今年はシューカツ開始が遅くなると聞いていましたが、3月でした。

早速講義棟が企業説明会の会場となり、スーツ姿の人たちでいっぱいです。
どこの人たち?という第一印象なのですが、どうも金沢大の学生さんらしいです。
知っている子も知らない人に見えます。

聞くところによると、始まりは遅いが、終わりは早くなる、ということなので期待しています。
はやく大学に戻っておいで~。

片山郁夫さん

理学談話会の演者に広島大学の片山さんをお招きしました。

地球科学の大きな問題にチャレンジして、インパクトのある成果を
継続して出しておられる研究者。
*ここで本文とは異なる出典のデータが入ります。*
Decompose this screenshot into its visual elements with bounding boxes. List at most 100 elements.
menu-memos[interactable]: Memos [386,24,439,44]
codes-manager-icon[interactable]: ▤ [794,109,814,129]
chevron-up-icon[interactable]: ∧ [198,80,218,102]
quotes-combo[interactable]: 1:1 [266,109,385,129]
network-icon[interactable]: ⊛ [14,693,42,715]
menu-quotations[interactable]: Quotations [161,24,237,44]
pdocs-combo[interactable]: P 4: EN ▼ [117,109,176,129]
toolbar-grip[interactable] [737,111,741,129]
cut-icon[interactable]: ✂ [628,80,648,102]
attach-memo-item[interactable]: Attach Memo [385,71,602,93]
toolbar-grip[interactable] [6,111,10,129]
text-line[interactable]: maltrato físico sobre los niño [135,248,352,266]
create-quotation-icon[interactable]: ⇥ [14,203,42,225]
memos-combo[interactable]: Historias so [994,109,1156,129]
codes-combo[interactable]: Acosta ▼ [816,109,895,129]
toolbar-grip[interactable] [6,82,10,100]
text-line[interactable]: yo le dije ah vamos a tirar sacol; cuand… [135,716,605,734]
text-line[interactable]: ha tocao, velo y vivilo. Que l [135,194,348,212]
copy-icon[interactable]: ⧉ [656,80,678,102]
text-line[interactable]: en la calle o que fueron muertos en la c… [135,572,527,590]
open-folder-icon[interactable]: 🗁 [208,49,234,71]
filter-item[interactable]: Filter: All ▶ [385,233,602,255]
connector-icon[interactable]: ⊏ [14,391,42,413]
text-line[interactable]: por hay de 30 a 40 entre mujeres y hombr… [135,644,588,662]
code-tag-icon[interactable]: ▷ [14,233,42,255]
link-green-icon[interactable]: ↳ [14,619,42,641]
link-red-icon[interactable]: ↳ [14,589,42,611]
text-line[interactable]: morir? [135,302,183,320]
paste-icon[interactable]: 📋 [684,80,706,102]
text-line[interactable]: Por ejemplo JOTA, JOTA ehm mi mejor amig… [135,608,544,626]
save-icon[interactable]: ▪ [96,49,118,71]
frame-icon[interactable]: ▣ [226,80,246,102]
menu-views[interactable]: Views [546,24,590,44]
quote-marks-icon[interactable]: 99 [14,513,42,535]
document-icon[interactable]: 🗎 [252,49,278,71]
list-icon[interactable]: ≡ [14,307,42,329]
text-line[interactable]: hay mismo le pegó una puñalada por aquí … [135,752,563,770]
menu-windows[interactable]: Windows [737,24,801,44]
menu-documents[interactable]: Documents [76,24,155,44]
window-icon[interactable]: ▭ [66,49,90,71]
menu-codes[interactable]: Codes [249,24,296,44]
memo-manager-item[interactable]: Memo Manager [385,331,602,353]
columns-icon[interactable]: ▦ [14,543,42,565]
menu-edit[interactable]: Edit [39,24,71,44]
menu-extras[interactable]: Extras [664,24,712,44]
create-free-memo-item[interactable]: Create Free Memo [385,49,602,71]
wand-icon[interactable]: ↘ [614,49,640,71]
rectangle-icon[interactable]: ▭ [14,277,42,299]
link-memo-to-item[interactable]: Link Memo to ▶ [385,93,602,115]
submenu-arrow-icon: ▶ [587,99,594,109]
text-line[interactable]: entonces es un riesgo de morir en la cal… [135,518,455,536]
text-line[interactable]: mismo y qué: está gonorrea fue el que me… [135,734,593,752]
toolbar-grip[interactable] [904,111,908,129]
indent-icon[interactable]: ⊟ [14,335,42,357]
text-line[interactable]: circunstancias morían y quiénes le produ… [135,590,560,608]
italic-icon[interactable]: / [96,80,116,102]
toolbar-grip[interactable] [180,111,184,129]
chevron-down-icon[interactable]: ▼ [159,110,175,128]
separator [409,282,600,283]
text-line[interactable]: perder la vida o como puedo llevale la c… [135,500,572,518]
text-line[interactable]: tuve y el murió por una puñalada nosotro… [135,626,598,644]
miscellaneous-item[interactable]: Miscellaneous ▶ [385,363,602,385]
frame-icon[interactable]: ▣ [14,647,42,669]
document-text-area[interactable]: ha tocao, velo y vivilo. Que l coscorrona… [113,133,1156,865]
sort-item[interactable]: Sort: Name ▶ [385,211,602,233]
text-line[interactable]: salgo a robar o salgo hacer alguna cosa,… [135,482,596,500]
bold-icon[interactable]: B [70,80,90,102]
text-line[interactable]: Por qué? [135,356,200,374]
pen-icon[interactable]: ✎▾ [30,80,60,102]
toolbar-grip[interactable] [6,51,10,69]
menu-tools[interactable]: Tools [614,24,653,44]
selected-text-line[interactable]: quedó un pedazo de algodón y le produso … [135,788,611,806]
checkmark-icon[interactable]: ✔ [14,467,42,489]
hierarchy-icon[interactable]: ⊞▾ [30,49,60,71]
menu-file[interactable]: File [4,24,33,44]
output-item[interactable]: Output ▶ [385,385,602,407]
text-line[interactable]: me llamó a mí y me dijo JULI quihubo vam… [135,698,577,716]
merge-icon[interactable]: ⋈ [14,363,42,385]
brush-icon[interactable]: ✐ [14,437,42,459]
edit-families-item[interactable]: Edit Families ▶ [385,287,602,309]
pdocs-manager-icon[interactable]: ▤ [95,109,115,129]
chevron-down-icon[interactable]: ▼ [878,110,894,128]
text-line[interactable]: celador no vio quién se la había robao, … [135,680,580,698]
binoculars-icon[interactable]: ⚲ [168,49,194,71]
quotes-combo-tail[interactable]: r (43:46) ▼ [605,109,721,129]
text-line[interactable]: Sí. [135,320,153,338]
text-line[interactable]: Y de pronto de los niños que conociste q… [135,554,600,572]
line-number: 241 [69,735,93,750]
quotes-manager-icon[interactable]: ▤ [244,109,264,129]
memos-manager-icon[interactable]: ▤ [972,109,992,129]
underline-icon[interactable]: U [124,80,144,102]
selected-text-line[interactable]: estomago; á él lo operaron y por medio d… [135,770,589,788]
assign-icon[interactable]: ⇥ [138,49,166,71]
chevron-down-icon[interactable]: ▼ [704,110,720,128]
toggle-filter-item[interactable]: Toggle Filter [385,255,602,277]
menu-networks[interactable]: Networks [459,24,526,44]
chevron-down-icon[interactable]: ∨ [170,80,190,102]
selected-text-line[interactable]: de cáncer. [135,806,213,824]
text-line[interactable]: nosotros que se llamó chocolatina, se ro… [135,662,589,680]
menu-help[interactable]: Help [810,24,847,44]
変成岩研究からスタートして
実験の世界に飛び込み、摩擦、破壊と新たな分野へと進んでこられています。
今回は、粘土鉱物の摩擦挙動と沈み込みプレート境界の固着・すべりについて
最新の成果をお話してくださいました。

問題の切り口とそこへの的確なアプローチ。
言葉にするとシンプルですが、研究者としてのセンスが問われる部分。
このスッキリさがよいなあ、とあらためて感じました。

夜は学生を交えての片町での懇親会。
すべての学生に語りかけて、しっかりモチベートしてくださって、感謝感謝。
片山さんのかもす空気でずいぶんと盛り上がりました。

春休みに入ろうかという時期でしたが、参加した学生は得がたいものを
受け取ったのではないでしょうか。

見ればカワル

先週は、SEMを使った観察で、気になっていたところを確認しました。

まずは金沢大学のFE-SEm(共同利用装置)で蛇紋岩のクローズアップ。









翌日は名古屋大を訪れてEBSD観察。










いずれも当初想像していたのとは違うものが得られました。
予想していなかったわけではないけれど、予想を超えた説得力ある像。
アイデアを組み換えざるを得なくなったのですが、「なっとく」です。


橘省吾さん

北海道大学の橘省吾さんを講演会の講師としてお招きしました。
キャリアパス支援講演会という名目で、橘さんが研究者として
進んできた中で節目になったことなどをお話してくださいました。

橘さんははやぶさ2サンプルリターン計画のサンプリングチームのメンバー。
惑星を作った材料、そして太陽系形成過程の記録を残す物質を地球に持って帰ろうとされています。
その根っこにあるのは純粋な疑問であったり、探求心である、ということでした。

橘さんとは同世代ですが、地球の内と外でフィールドが違っていて、
共通の先輩を持つくらいの接点しかなかったのですが、
今回お話を伺うと共通点が多くって驚きました。

これまでやってこられた、隕石の組織を読み解くための実験を行なっていくというアプローチに、まず通ずるものがあり。
その実験の一つで、蛇紋石とブルース石を作って、速度論的な議論をしようとしている点まで同じ。
宇宙と地中で反応は全然違うのですが。

偏光顕微鏡実習を担当している(た)、というのも共通点。
物を見ることを大事にしようという姿勢が似てくるのも、当然かもしれません。

私が在籍していた京都大学にもよく来られていて、北村先生と議論されていたそうです。
そのあたりに根っこがあるのかなあ、という気がしました。

常に先を見てアクションを起こしていこう、という若者たちへのメッセージ。
進学を迷っている人たちはいい刺激になったのではないでしょうか。